Mirá aquí y acá. Der Blocksberg o Brocken es la montaña mágica más famosa de Centroeuropa, que no sólo fue tematizada por Goethe, sino que también es donde tienen lugar los bailes de las brujas en la noche de Walpurgis (del 30 de abril al 1º de mayo de cada año), cuando rodean la cima de una vorágine de escobas.

¡hihihihihihihihihihi!!! 

¡Saludos!


----------



## blumefh

Gracias Sigianga!! Tu respuesta ha sido genial, ¡¡muchísimas gracias!! La verdad que no tenía ni idea sobre el pico Blocksberg y da gusto aprender cosas nuevas.
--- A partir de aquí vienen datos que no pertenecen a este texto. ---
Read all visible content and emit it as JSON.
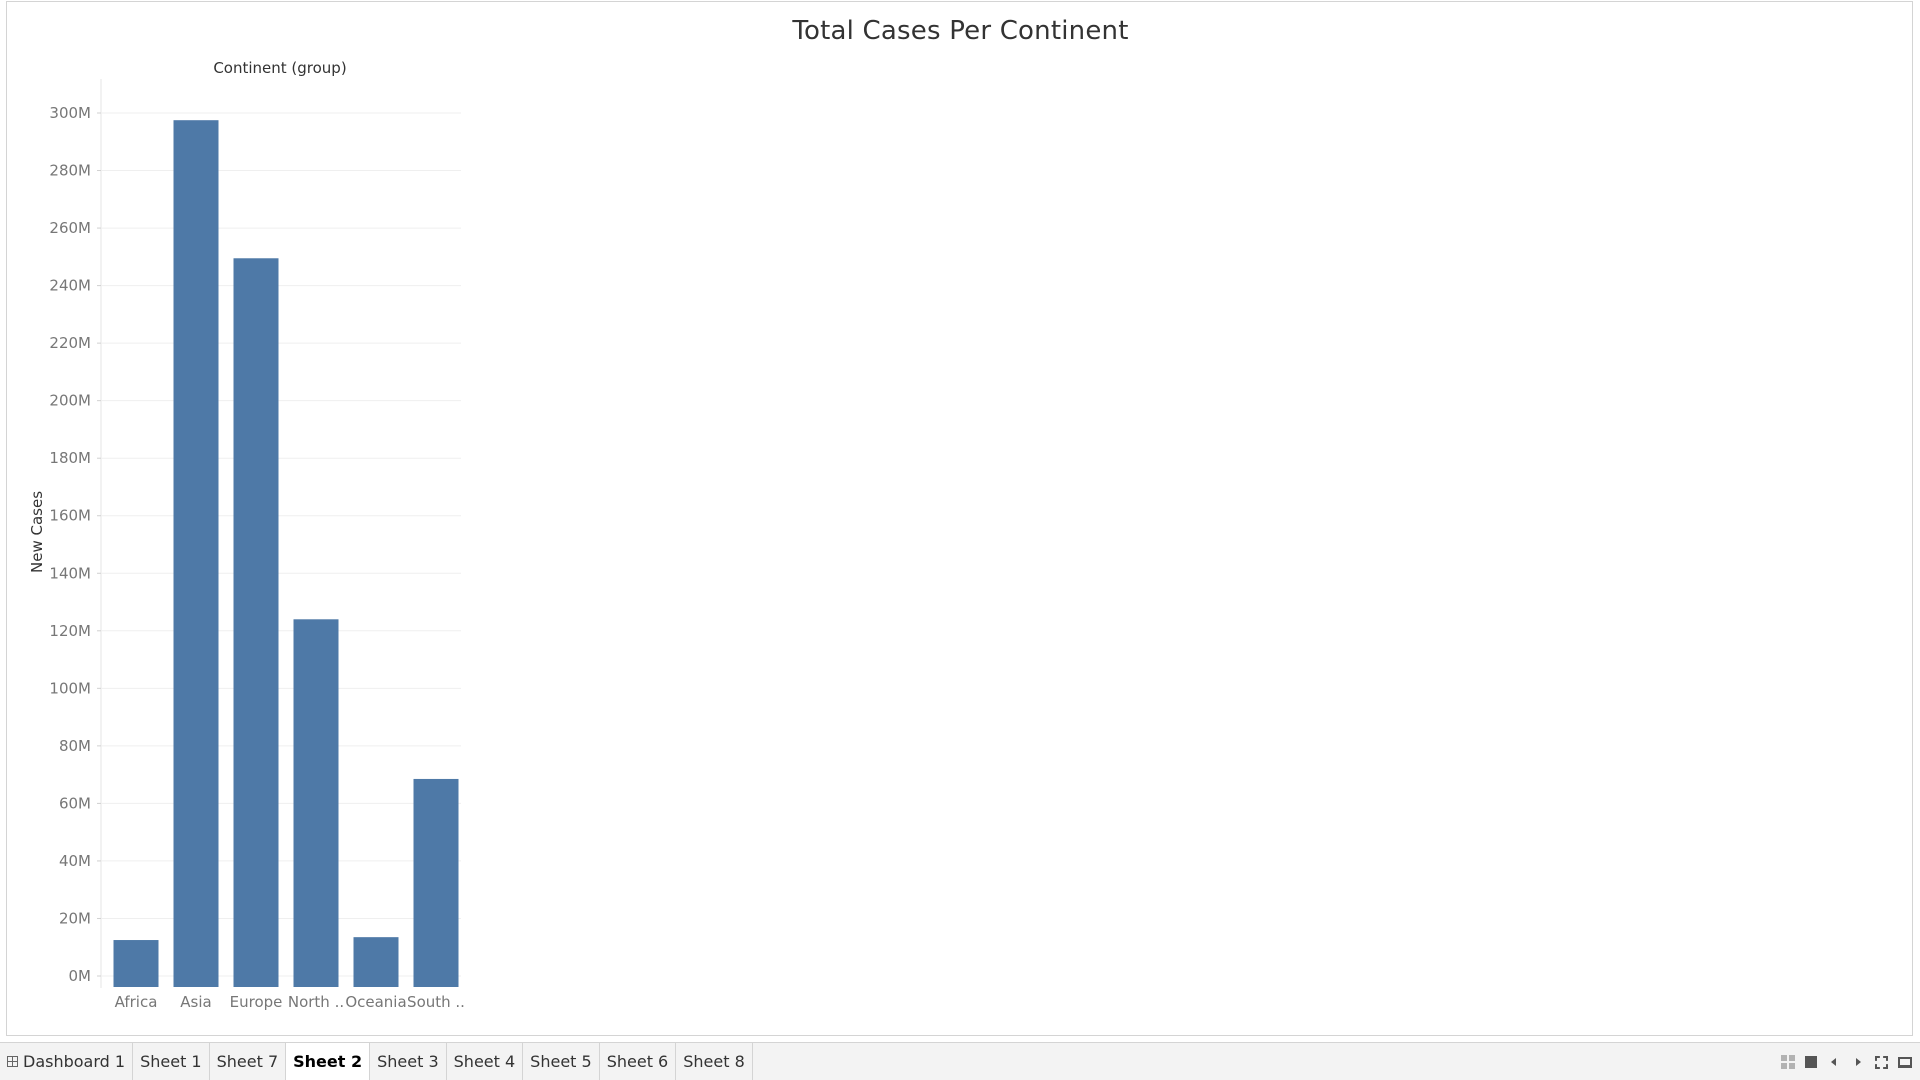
{
  "sheet": {
    "title": "Total Cases Per Continent"
  },
  "chart_data": {
    "type": "bar",
    "title": "Total Cases Per Continent",
    "column_header": "Continent (group)",
    "xlabel": "",
    "ylabel": "New Cases",
    "categories": [
      "Africa",
      "Asia",
      "Europe",
      "North ..",
      "Oceania",
      "South .."
    ],
    "values": [
      12.5,
      297.5,
      249.5,
      124.0,
      13.5,
      68.5
    ],
    "value_unit": "M",
    "ylim": [
      0,
      300
    ],
    "yticks": [
      0,
      20,
      40,
      60,
      80,
      100,
      120,
      140,
      160,
      180,
      200,
      220,
      240,
      260,
      280,
      300
    ],
    "ytick_labels": [
      "0M",
      "20M",
      "40M",
      "60M",
      "80M",
      "100M",
      "120M",
      "140M",
      "160M",
      "180M",
      "200M",
      "220M",
      "240M",
      "260M",
      "280M",
      "300M"
    ],
    "grid": true,
    "bar_color": "#4e79a7"
  },
  "tabbar": {
    "tabs": [
      {
        "label": "Dashboard 1",
        "kind": "dashboard",
        "active": false
      },
      {
        "label": "Sheet 1",
        "kind": "sheet",
        "active": false
      },
      {
        "label": "Sheet 7",
        "kind": "sheet",
        "active": false
      },
      {
        "label": "Sheet 2",
        "kind": "sheet",
        "active": true
      },
      {
        "label": "Sheet 3",
        "kind": "sheet",
        "active": false
      },
      {
        "label": "Sheet 4",
        "kind": "sheet",
        "active": false
      },
      {
        "label": "Sheet 5",
        "kind": "sheet",
        "active": false
      },
      {
        "label": "Sheet 6",
        "kind": "sheet",
        "active": false
      },
      {
        "label": "Sheet 8",
        "kind": "sheet",
        "active": false
      }
    ],
    "controls": [
      "grid-icon",
      "square-icon",
      "left-icon",
      "right-icon",
      "fullscreen-icon",
      "present-icon"
    ]
  }
}
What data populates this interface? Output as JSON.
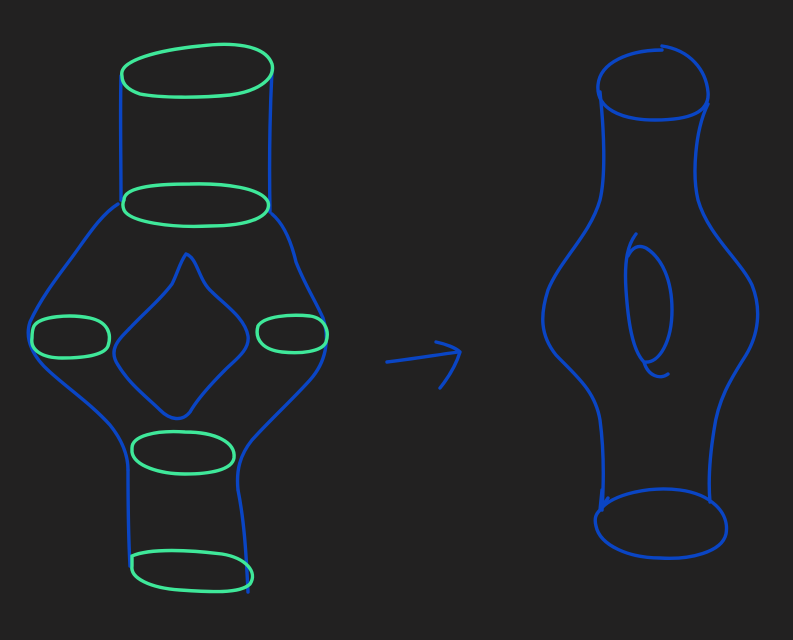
{
  "canvas": {
    "background": "#222121"
  },
  "colors": {
    "surface_stroke": "#0a45c4",
    "boundary_stroke": "#3fe89a"
  },
  "figures": {
    "left": {
      "description_icon": "decomposed-surface-with-boundary-circles",
      "boundary_circle_count": 6
    },
    "arrow": {
      "icon": "right-arrow-icon"
    },
    "right": {
      "description_icon": "genus-one-surface-with-two-boundaries",
      "boundary_circle_count": 2
    }
  }
}
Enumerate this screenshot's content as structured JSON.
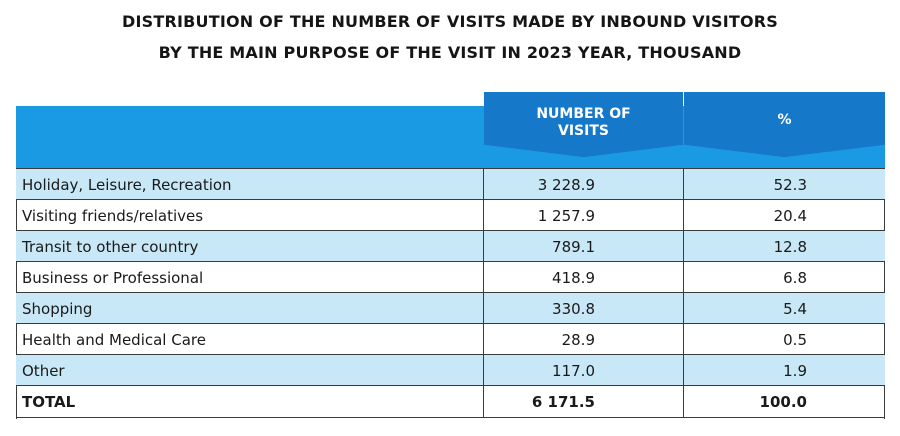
{
  "title": {
    "line1": "DISTRIBUTION OF THE NUMBER OF VISITS MADE BY INBOUND VISITORS",
    "line2": "BY THE MAIN PURPOSE OF THE VISIT IN 2023 YEAR, THOUSAND"
  },
  "columns": {
    "visits_line1": "NUMBER OF",
    "visits_line2": "VISITS",
    "percent": "%"
  },
  "rows": [
    {
      "label": "Holiday, Leisure, Recreation",
      "visits": "3 228.9",
      "percent": "52.3"
    },
    {
      "label": "Visiting friends/relatives",
      "visits": "1 257.9",
      "percent": "20.4"
    },
    {
      "label": "Transit to other country",
      "visits": "789.1",
      "percent": "12.8"
    },
    {
      "label": "Business or Professional",
      "visits": "418.9",
      "percent": "6.8"
    },
    {
      "label": "Shopping",
      "visits": "330.8",
      "percent": "5.4"
    },
    {
      "label": "Health and Medical Care",
      "visits": "28.9",
      "percent": "0.5"
    },
    {
      "label": "Other",
      "visits": "117.0",
      "percent": "1.9"
    }
  ],
  "total": {
    "label": "TOTAL",
    "visits": "6 171.5",
    "percent": "100.0"
  },
  "colors": {
    "header_band": "#1a9ae2",
    "header_column": "#1578c9",
    "row_shade": "#c8e8f8"
  }
}
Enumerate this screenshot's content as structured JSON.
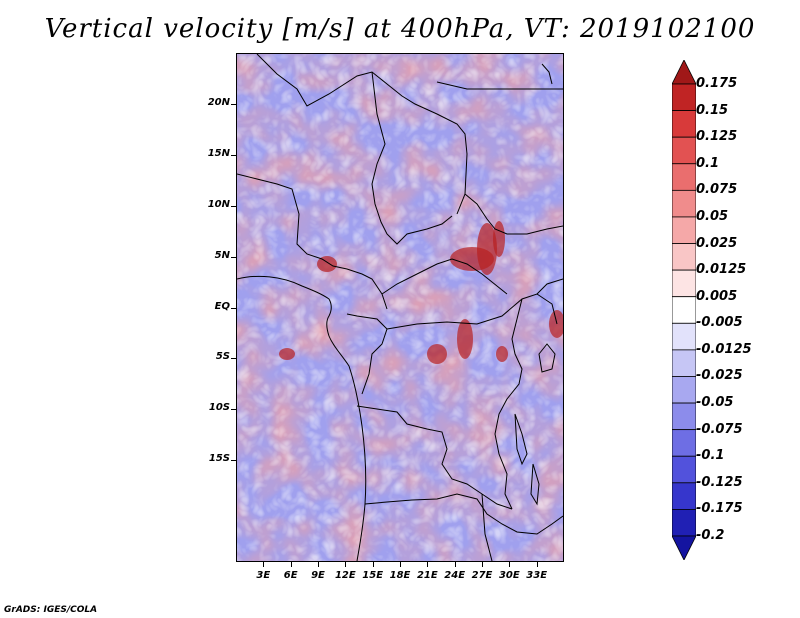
{
  "title": "Vertical velocity [m/s] at 400hPa, VT: 2019102100",
  "credit": "GrADS: IGES/COLA",
  "map": {
    "lat_range": [
      -25,
      25
    ],
    "lon_range": [
      0,
      36
    ],
    "lat_labels": [
      {
        "lat": 20,
        "text": "20N"
      },
      {
        "lat": 15,
        "text": "15N"
      },
      {
        "lat": 10,
        "text": "10N"
      },
      {
        "lat": 5,
        "text": "5N"
      },
      {
        "lat": 0,
        "text": "EQ"
      },
      {
        "lat": -5,
        "text": "5S"
      },
      {
        "lat": -10,
        "text": "10S"
      },
      {
        "lat": -15,
        "text": "15S"
      }
    ],
    "lon_labels": [
      {
        "lon": 3,
        "text": "3E"
      },
      {
        "lon": 6,
        "text": "6E"
      },
      {
        "lon": 9,
        "text": "9E"
      },
      {
        "lon": 12,
        "text": "12E"
      },
      {
        "lon": 15,
        "text": "15E"
      },
      {
        "lon": 18,
        "text": "18E"
      },
      {
        "lon": 21,
        "text": "21E"
      },
      {
        "lon": 24,
        "text": "24E"
      },
      {
        "lon": 27,
        "text": "27E"
      },
      {
        "lon": 30,
        "text": "30E"
      },
      {
        "lon": 33,
        "text": "33E"
      }
    ]
  },
  "colorbar": {
    "levels": [
      "0.175",
      "0.15",
      "0.125",
      "0.1",
      "0.075",
      "0.05",
      "0.025",
      "0.0125",
      "0.005",
      "-0.005",
      "-0.0125",
      "-0.025",
      "-0.05",
      "-0.075",
      "-0.1",
      "-0.125",
      "-0.175",
      "-0.2"
    ],
    "colors": [
      "#a01818",
      "#c02424",
      "#d83a3a",
      "#e25252",
      "#ea6e6e",
      "#f08c8c",
      "#f5a8a8",
      "#f9c6c6",
      "#fde4e4",
      "#ffffff",
      "#e2e2fb",
      "#c6c6f5",
      "#a8a8f0",
      "#8c8ceb",
      "#6e6ee4",
      "#5252dc",
      "#3636cc",
      "#2020b4",
      "#1414a0"
    ]
  },
  "field_colors": {
    "strong_pos": "#b82020",
    "pos": "#f0a0a0",
    "neg": "#a0a0ee",
    "strong_neg": "#3030c0"
  }
}
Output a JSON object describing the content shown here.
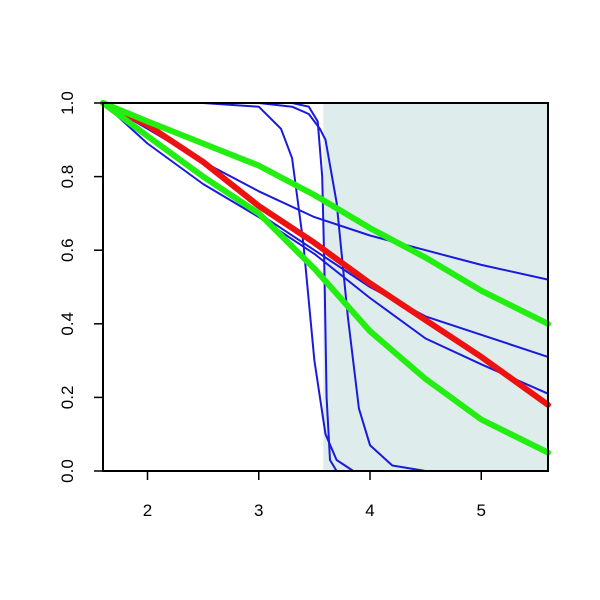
{
  "chart_data": {
    "type": "line",
    "title": "",
    "xlabel": "",
    "ylabel": "",
    "xlim": [
      1.6,
      5.6
    ],
    "ylim": [
      0.0,
      1.0
    ],
    "x_ticks": [
      2,
      3,
      4,
      5
    ],
    "x_tick_labels": [
      "2",
      "3",
      "4",
      "5"
    ],
    "y_ticks": [
      0.0,
      0.2,
      0.4,
      0.6,
      0.8,
      1.0
    ],
    "y_tick_labels": [
      "0.0",
      "0.2",
      "0.4",
      "0.6",
      "0.8",
      "1.0"
    ],
    "grid": false,
    "legend": "none",
    "shaded_region": {
      "x_from": 3.58,
      "x_to": 5.6,
      "color": "#deeceb"
    },
    "series": [
      {
        "color": "#1a1adc",
        "width": "thin",
        "points": [
          [
            1.6,
            1.0
          ],
          [
            2.0,
            0.93
          ],
          [
            2.5,
            0.84
          ],
          [
            3.0,
            0.76
          ],
          [
            3.5,
            0.69
          ],
          [
            4.0,
            0.64
          ],
          [
            4.5,
            0.6
          ],
          [
            5.0,
            0.56
          ],
          [
            5.6,
            0.52
          ]
        ]
      },
      {
        "color": "#1a1adc",
        "width": "thin",
        "points": [
          [
            1.6,
            1.0
          ],
          [
            2.0,
            0.91
          ],
          [
            2.5,
            0.8
          ],
          [
            3.0,
            0.7
          ],
          [
            3.5,
            0.6
          ],
          [
            4.0,
            0.5
          ],
          [
            4.5,
            0.42
          ],
          [
            5.0,
            0.37
          ],
          [
            5.6,
            0.31
          ]
        ]
      },
      {
        "color": "#1a1adc",
        "width": "thin",
        "points": [
          [
            1.6,
            1.0
          ],
          [
            2.0,
            0.89
          ],
          [
            2.5,
            0.78
          ],
          [
            3.0,
            0.69
          ],
          [
            3.5,
            0.59
          ],
          [
            4.0,
            0.47
          ],
          [
            4.5,
            0.36
          ],
          [
            5.0,
            0.29
          ],
          [
            5.6,
            0.21
          ]
        ]
      },
      {
        "color": "#1a1adc",
        "width": "thin",
        "points": [
          [
            1.6,
            1.0
          ],
          [
            2.5,
            1.0
          ],
          [
            3.0,
            0.99
          ],
          [
            3.2,
            0.93
          ],
          [
            3.3,
            0.85
          ],
          [
            3.4,
            0.62
          ],
          [
            3.5,
            0.3
          ],
          [
            3.6,
            0.1
          ],
          [
            3.7,
            0.03
          ],
          [
            3.85,
            0.0
          ],
          [
            5.6,
            0.0
          ]
        ]
      },
      {
        "color": "#1a1adc",
        "width": "thin",
        "points": [
          [
            1.6,
            1.0
          ],
          [
            3.0,
            1.0
          ],
          [
            3.3,
            1.0
          ],
          [
            3.45,
            0.99
          ],
          [
            3.53,
            0.95
          ],
          [
            3.57,
            0.8
          ],
          [
            3.59,
            0.55
          ],
          [
            3.61,
            0.2
          ],
          [
            3.64,
            0.03
          ],
          [
            3.7,
            0.0
          ],
          [
            5.6,
            0.0
          ]
        ]
      },
      {
        "color": "#1a1adc",
        "width": "thin",
        "points": [
          [
            1.6,
            1.0
          ],
          [
            3.0,
            1.0
          ],
          [
            3.3,
            0.99
          ],
          [
            3.45,
            0.97
          ],
          [
            3.55,
            0.93
          ],
          [
            3.6,
            0.9
          ],
          [
            3.7,
            0.73
          ],
          [
            3.8,
            0.42
          ],
          [
            3.9,
            0.17
          ],
          [
            4.0,
            0.07
          ],
          [
            4.2,
            0.015
          ],
          [
            4.5,
            0.0
          ],
          [
            5.6,
            0.0
          ]
        ]
      },
      {
        "color": "#ee1111",
        "width": "thick",
        "points": [
          [
            1.6,
            1.0
          ],
          [
            2.0,
            0.94
          ],
          [
            2.5,
            0.84
          ],
          [
            3.0,
            0.72
          ],
          [
            3.5,
            0.62
          ],
          [
            4.0,
            0.51
          ],
          [
            4.5,
            0.41
          ],
          [
            5.0,
            0.31
          ],
          [
            5.6,
            0.18
          ]
        ]
      },
      {
        "color": "#22ee11",
        "width": "thick",
        "points": [
          [
            1.6,
            1.0
          ],
          [
            2.0,
            0.95
          ],
          [
            2.5,
            0.89
          ],
          [
            3.0,
            0.83
          ],
          [
            3.5,
            0.75
          ],
          [
            4.0,
            0.66
          ],
          [
            4.5,
            0.58
          ],
          [
            5.0,
            0.49
          ],
          [
            5.6,
            0.4
          ]
        ]
      },
      {
        "color": "#22ee11",
        "width": "thick",
        "points": [
          [
            1.6,
            1.0
          ],
          [
            2.0,
            0.91
          ],
          [
            2.5,
            0.8
          ],
          [
            3.0,
            0.7
          ],
          [
            3.5,
            0.55
          ],
          [
            4.0,
            0.38
          ],
          [
            4.5,
            0.25
          ],
          [
            5.0,
            0.14
          ],
          [
            5.6,
            0.05
          ]
        ]
      }
    ]
  }
}
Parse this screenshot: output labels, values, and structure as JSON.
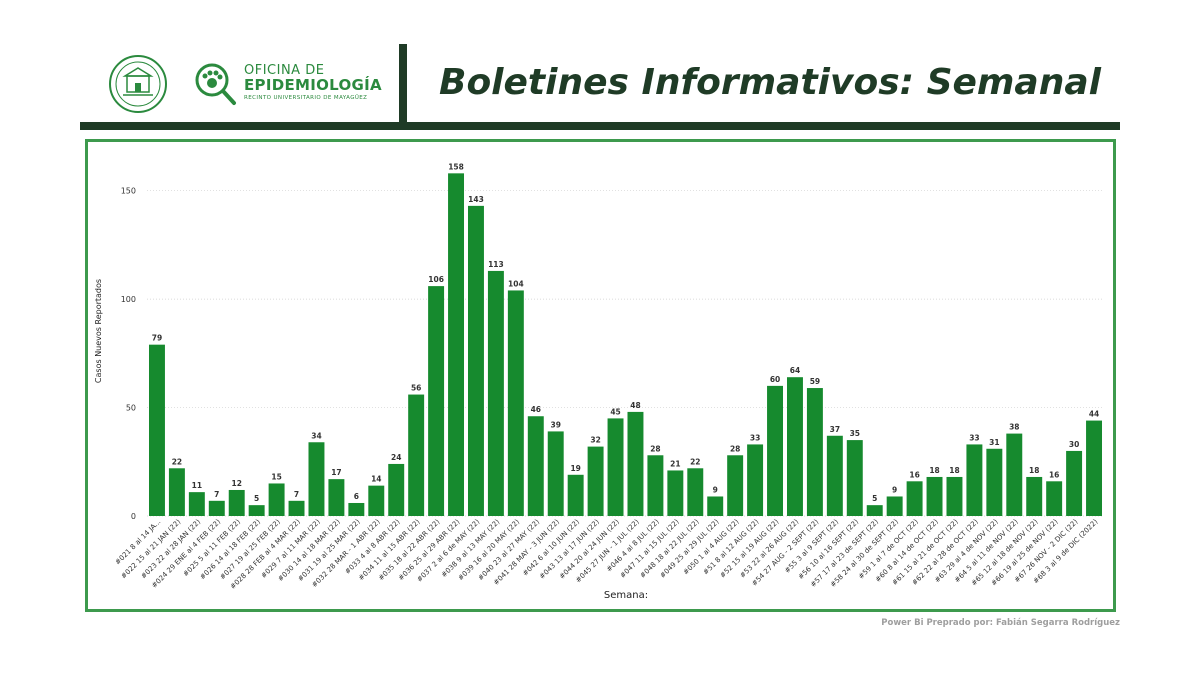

El resto de nombres que aparecen en Benjamin Blümchen he intentado adaptarlos culturalmente y debería seguir la misma tónica con este para que sea concordante pero claro... con esta referencia es difícil, se os ocurre algo?

Graacias otra vez!!


----------



## blumefh

¡Hola de nuevo! ¡No os dejo en paz! 

Quería deciros que ya le he buscado un nombre a Bibi Blocksberg. La verdad es que no es tan elaborado como el alemán, pero quería que el apellido hiciera alguna referencia a la magia y que esa referencia fuese comprensible por los niños.

Mi sugerencia es: Pili Potagia, ¿qué os parece? Acepto críticas!!!


----------



## jester.

Una pequeñita información: Las palabras como "hex" se llaman Inflektiv o Erikativ en alemán. Hay un artículo interesante aquí.


----------